This article describes a process for extracting VDP data from a dealership’s website. Of course, the process is not limited to car dealer websites. It can be applied to any type of website.
Download Chrome (Browser)
If you’re already using Chrome, skip ahead and create an account at KimonoLabs. If you’re not using Chrome yet, download and install it.
Kimono Labs is a web data extraction service. A free account allows you to fetch data from up to 20,000,000 web pages. Sign up here.
Install the Kimono Labs Chrome extension. (Also free.)
After the installation, you will see to the right of the URL bar.
Extract VDP URLs
Using Chrome, go to your website and navigate to the page that lists the URLs of your VDPs, e.g. your “used inventory” page.

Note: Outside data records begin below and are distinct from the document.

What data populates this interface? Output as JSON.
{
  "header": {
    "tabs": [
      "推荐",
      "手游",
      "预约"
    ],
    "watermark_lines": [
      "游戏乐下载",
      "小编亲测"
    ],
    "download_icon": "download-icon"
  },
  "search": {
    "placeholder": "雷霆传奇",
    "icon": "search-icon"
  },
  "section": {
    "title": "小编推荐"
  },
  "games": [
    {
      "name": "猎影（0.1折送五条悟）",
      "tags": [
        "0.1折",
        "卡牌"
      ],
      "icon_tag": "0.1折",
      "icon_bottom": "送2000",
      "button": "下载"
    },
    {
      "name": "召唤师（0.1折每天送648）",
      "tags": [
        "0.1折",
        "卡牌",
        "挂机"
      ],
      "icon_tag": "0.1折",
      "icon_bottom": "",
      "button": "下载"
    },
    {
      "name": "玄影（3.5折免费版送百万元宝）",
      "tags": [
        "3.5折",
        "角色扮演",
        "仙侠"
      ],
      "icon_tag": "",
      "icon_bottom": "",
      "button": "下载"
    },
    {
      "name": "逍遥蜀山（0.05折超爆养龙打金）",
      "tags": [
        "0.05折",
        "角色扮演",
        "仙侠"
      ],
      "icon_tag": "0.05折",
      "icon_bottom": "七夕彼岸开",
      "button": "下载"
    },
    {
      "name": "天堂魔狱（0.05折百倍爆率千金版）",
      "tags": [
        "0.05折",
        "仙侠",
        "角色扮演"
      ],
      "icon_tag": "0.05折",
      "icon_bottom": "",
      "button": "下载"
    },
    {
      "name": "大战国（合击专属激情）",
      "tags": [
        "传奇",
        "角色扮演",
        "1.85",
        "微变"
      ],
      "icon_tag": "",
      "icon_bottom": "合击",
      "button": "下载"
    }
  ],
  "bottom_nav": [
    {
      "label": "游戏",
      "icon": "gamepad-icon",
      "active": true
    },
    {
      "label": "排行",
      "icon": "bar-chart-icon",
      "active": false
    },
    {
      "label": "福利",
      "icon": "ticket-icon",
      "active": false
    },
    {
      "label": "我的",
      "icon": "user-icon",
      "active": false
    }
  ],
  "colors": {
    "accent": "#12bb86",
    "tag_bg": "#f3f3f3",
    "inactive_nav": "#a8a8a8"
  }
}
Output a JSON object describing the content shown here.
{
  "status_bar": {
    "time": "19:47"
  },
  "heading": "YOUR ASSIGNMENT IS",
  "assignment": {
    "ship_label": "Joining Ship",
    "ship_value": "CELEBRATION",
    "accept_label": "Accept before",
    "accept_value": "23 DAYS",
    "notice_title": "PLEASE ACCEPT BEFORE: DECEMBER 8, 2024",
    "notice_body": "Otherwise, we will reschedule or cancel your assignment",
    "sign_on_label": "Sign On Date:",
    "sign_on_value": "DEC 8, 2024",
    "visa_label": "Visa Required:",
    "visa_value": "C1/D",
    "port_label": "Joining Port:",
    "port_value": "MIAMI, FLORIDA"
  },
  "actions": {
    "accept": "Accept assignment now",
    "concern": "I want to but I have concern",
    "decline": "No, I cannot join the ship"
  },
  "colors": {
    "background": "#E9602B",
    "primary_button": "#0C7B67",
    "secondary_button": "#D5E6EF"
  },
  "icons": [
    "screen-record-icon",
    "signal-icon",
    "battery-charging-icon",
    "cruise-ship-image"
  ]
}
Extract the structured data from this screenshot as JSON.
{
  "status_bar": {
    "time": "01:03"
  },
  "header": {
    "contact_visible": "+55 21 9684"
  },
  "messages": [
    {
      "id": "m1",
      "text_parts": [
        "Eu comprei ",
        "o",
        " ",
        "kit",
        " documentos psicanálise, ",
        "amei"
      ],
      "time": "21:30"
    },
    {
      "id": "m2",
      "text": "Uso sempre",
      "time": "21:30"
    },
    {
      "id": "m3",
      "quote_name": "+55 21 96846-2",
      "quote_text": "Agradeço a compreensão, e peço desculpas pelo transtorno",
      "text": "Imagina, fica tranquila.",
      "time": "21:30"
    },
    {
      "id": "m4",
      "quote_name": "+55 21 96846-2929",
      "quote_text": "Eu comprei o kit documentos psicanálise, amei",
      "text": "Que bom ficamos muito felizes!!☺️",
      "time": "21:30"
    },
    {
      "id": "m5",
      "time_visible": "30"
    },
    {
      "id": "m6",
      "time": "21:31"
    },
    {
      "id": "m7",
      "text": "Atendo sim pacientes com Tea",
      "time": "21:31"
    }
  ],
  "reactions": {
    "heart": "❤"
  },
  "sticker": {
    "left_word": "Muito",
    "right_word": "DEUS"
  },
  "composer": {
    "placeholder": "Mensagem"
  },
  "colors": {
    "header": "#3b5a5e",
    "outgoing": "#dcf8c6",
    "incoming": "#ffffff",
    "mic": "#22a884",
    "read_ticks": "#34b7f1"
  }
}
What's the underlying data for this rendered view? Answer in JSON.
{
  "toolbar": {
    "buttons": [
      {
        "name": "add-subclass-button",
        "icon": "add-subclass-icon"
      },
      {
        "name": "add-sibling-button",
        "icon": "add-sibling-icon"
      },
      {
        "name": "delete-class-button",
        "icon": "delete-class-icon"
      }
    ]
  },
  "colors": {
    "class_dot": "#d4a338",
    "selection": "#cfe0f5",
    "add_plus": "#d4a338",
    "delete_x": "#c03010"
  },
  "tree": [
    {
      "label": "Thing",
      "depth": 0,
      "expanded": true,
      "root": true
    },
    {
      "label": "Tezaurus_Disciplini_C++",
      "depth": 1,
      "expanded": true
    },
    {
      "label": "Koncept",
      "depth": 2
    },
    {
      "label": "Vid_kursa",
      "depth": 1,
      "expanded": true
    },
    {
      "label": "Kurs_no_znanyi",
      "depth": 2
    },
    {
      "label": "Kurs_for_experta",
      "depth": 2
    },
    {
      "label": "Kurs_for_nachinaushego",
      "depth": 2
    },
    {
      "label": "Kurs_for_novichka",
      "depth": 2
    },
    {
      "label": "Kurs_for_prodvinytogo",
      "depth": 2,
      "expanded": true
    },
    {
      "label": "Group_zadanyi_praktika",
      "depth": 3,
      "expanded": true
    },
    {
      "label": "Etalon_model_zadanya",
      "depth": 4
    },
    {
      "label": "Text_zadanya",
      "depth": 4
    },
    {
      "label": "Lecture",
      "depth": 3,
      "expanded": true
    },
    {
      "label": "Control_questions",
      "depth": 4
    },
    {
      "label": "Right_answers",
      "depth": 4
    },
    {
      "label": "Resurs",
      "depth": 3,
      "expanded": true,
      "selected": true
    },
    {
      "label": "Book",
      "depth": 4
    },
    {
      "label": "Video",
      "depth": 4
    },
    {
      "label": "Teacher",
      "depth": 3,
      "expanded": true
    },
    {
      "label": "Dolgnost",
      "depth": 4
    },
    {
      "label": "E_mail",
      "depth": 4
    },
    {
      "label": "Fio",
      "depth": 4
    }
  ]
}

Then click the Kimono extension button .
In the upper left hand corner of your browser is where you define your API’s “properties,” i.e. the discrete pieces of data you’re going to extract for each inventory item.
Follow the instructions in these videos to select an element that links to your VDPs. Or you can find more detailed instructions on selecting data on KimonoLab’s website.
After you’ve selected the links from this page to your VDPs and set Kimono up to follow pagination, go to the Data Model View as was demonstrated in the video.
Name the property “url”. When naming properties, I recommend using all lower case and using underscores in place of spaces (e.g. stock_number).
Next, click on the “Advanced” link. Then click the Attributes link. Make sure only the “href” attribute is selected.
Note: If all the data you require is displayed on your inventory list pages, then you could simply continue adding properties for each of the pieces of data.
Save your API as demonstrated in the pagination video above. Call it something like “used_inventory_urls” or whatever name will help you identify it.
Create VDP Data Extractor
If some of the vehicle data you need is found only on your VDPs, the next thing you’ll need to do is create an API to extract data from your VDPs.
Navigate to a VDP. And, just as before, click on the Kimono Labs Chrome Extension button.
Select all of the pieces of data you need.
If you need images, you’ll want to edit the “Attributes” to include only the “src” attribute.
If you need the URL of the VDP, most websites include a rel=”canonical” link element, Facebook Open Graph or some other element that includes the page’s URL. If you can’t extract the URL using the Kimono visual extraction method (i.e. the point and click method), you can extract it using CSS selectors and, if needed, regular expressions.
For example, to select the <link> element with the rel=”canonical” attribute, use link[rel=”canonical”]
Then, to extract only the href attribute from the element, click “Atributes” and click “Include Hidden Elements” (because the <link> element is a hidden element, i.e. it’s not displayed on the web page).
The “Attributes” window will close.
You may or may not have to click “Submit” in order to fully apply your changes.
Click on “Attributes” again. You should now see more attributes.
Select only the “href” attribute and click “Apply.”
You can check to make sure the URL is being extracted properly by going to the “Raw Data View.”
Save and upload your API.
Configure Your Crawler
View your API at KimonoLabs.com. Follow the instructions in the video below to set up crawling. What you’re basically doing is telling Kimono, “Hey, go grab all the URLs that were retrieved from the first API I created, that is to say, the one that grabbed all the links to all my VDPs. For every one of those URLs, run this new API that grabs all the VDP data.”